17. Bimbang

3.6K 468 12
                                    


Tidak pernah Syafa kira, urusan hati akan menjadi pelik begini. Pada satu sisi, Sadewa telah menariknya ke dalam lubang gamang. Lalu ada Elang yang datang menyirami perasaan berbunga di masa lalu. 

Bingung?

Itu pasti. 

Sementara Syafa tidak yakin ke mana hatinya berlabuh. Memilih dua lelaki mempesona itu bagai harus menjawab pertanyaan, 'pilih bunda apa ayah?'

Susah. 

Jadi, ia suka keduanya?

Ya jelas suka. Kalau tidak, pasti ia sudah menghindar dengan sekuat tenaga. 

"Ternyata kakak tercinta gue tuh masuk dalam jajaran fakgirl." Cibir Syandana setelah mendengar curahan hati sang kakak.

Syafa tidak bisa cerita pada bunda, ayah, apalagi adiknya yang lain. Bisa tambah kusut benang masalahnya. 

"Terus aku harus gimana?" Tanya gadis itu. Ia menghela nafas dan menatap langit-langit kamarnya. 

Saat ini, kakak-beradik itu ada di kamar Syafa. Hari masih siang, kebetulan Syandana sedang cuti. Syafa malah baru pulang diantar Sadewa karena sedang demam. 

"Kak." Panggil Dana. "Kalau di film-film, pasti tokoh yang ditanyai gini bakalan bilang…" lelaki itu memegang dadanya. "Dengerin kata hati." 

Syafa tergelak. Lucu melihat ekspresi sang adik yang berucap seperti tadi. 

Tapi jika dipikir-pikir, benar juga. Pada akhirnya saat otak sudah mentok, maka ikutilah hati. Karena rasa, susah untuk bohong. Apalagi jika punya insting dan kepekaan tinggi. Asal tetap berimbang dengan rasional. Supaya jatuhnya hati itu tidak buta. 


-


Jika mempertimbangkan aspek materi, Sadewa maupun Elang mungkin setara. Gaji di sekolah tempatnya mengajar bisa terbilang besar. Sementara perusahaan tempat Elang bekerja juga loyal. Ditambah posisi lelaki itu di kantor. 

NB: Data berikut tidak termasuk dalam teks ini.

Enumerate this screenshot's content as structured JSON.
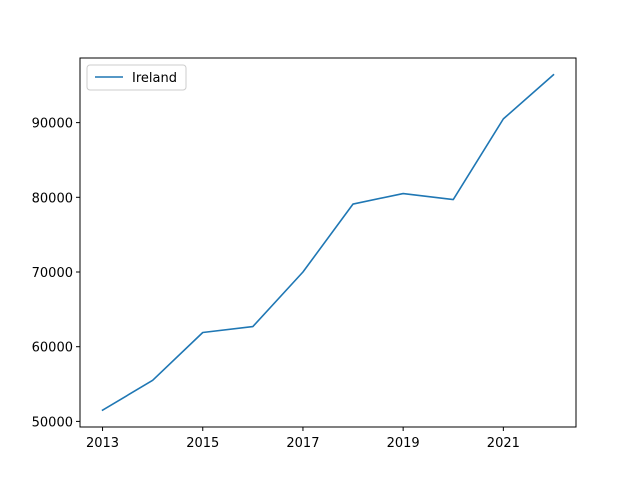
{
  "chart_data": {
    "type": "line",
    "title": "",
    "xlabel": "",
    "ylabel": "",
    "x": [
      2013,
      2014,
      2015,
      2016,
      2017,
      2018,
      2019,
      2020,
      2021,
      2022
    ],
    "series": [
      {
        "name": "Ireland",
        "color": "#1f77b4",
        "values": [
          51500,
          55500,
          61900,
          62700,
          70000,
          79100,
          80500,
          79700,
          90500,
          96400
        ]
      }
    ],
    "xlim": [
      2012.55,
      2022.45
    ],
    "ylim": [
      49250,
      98650
    ],
    "xticks": [
      2013,
      2015,
      2017,
      2019,
      2021
    ],
    "yticks": [
      50000,
      60000,
      70000,
      80000,
      90000
    ],
    "legend_position": "upper-left",
    "grid": false
  }
}
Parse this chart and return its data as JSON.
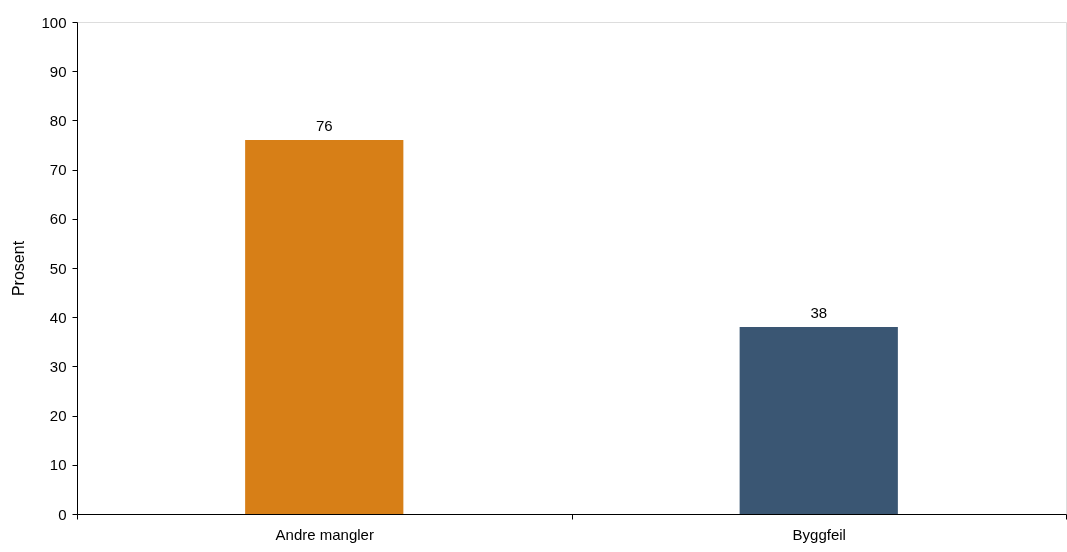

Pertimbangan lainnya adalah perilaku. Jangan ditanyakan. Sama saja mereka itu. Santun. Tapi mungkin Elang lebih pemalu. 

"Apalagi ya?" 

Syafa mengetuk kepalanya dengan pulpen. Gadis itu sedang membuat list tentang Sadewa dan Elang. 

Luar biasa bukan?

"Kak!" Pintu kamar menjeblak. Cepat-cepat Syafa menutup buku catatannya. Lalu menatap Syafiq yang berdiri di ambang pintu kamar.

"Apa sih? Bisa ketuk pelan-pelan nggak?" Sungut gadis itu. 

"Nggak bisa. Ini penting banget. Buruan keluar, ada duel seru." Lapor si pemuda bongsor.

"Duel?"

"Iya. Antara Bang Dewa sama Bang Elang." 

Karena cara lapor Syafiq yang heboh, gadis itu segera melesat dari tempatnya. Setengah berlari menuju teras rumah. 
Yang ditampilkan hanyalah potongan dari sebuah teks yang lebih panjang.